Wit’s End in Wilmington
Dear Witless,
I’ve been waiting for someone to ask this question! Jung stubbed his toe one day and after he finished cursing the curb, his shoes, and his father, he developed the idea that people operate in either an extroverted or introverted way. A mother/daughter team (Briggs and Myers) adapted this dichotomy to four modalities of interacting with the world. I have avoided interacting with mother/daughter teams because of an unfortunate incident in Jena. Instead, I adapted the “DISC” method developed by an old billiards partner and psychologist, Bill Marston. He also created the Wonder Woman comic series, which I found fascinating. Along with Wonder Woman’s fashion sense, his descriptions of behavior are much more in line with what I see among hardcore microscopists and microanalysts. Of course, not everyone fits neatly into these categories, but I like to pigeonhole people. Here is your opportunity to do some amateur evaluations:
Directional (D): This person doesn’t mind making a mess of the microscope and telling others what to do. A go-getter who believes he or she is right, against all opposing evidence. Voted most likely to throw an ohmmeter across the room. It’s best to let them think they are in charge.
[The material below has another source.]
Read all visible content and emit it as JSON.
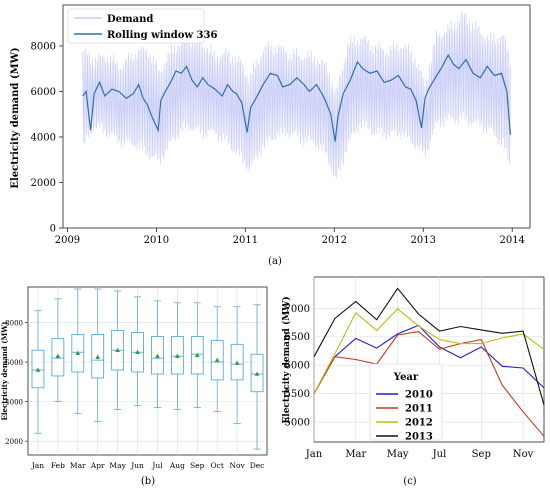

Influential (I): This is that Schnìffler that needs to know about everyone’s relationships. They tend to tell you more than you wanted to know about their personal life. They are pretty good at convincing the boss to pay for lunch or wheedling money out of tight-fisted administrators for the repair on that EDS system that hasn’t interfaced with the scope for some time.
Stable (S): Sometimes you wonder if they are ever unhappy or just crazy. This lab member keeps the tip boxes full, the coffee carafe full, and the candy jar full. They laugh at all the jokes and just keep working. They tend to mend the rift among other lab members, but usually there’s a catch.
Compliant (C): This member can drive others wahnsinnig – sticking to the regulations and wanting to do a calibration every hour. They do all the data crunching and double checking and asking for controls. They are good at handling administrative hazards. They write all the SOPs and have memorized the NIST guidelines and instrument instructions. If you need it done right the first time, find a C and then a large pitcher of lagerbier.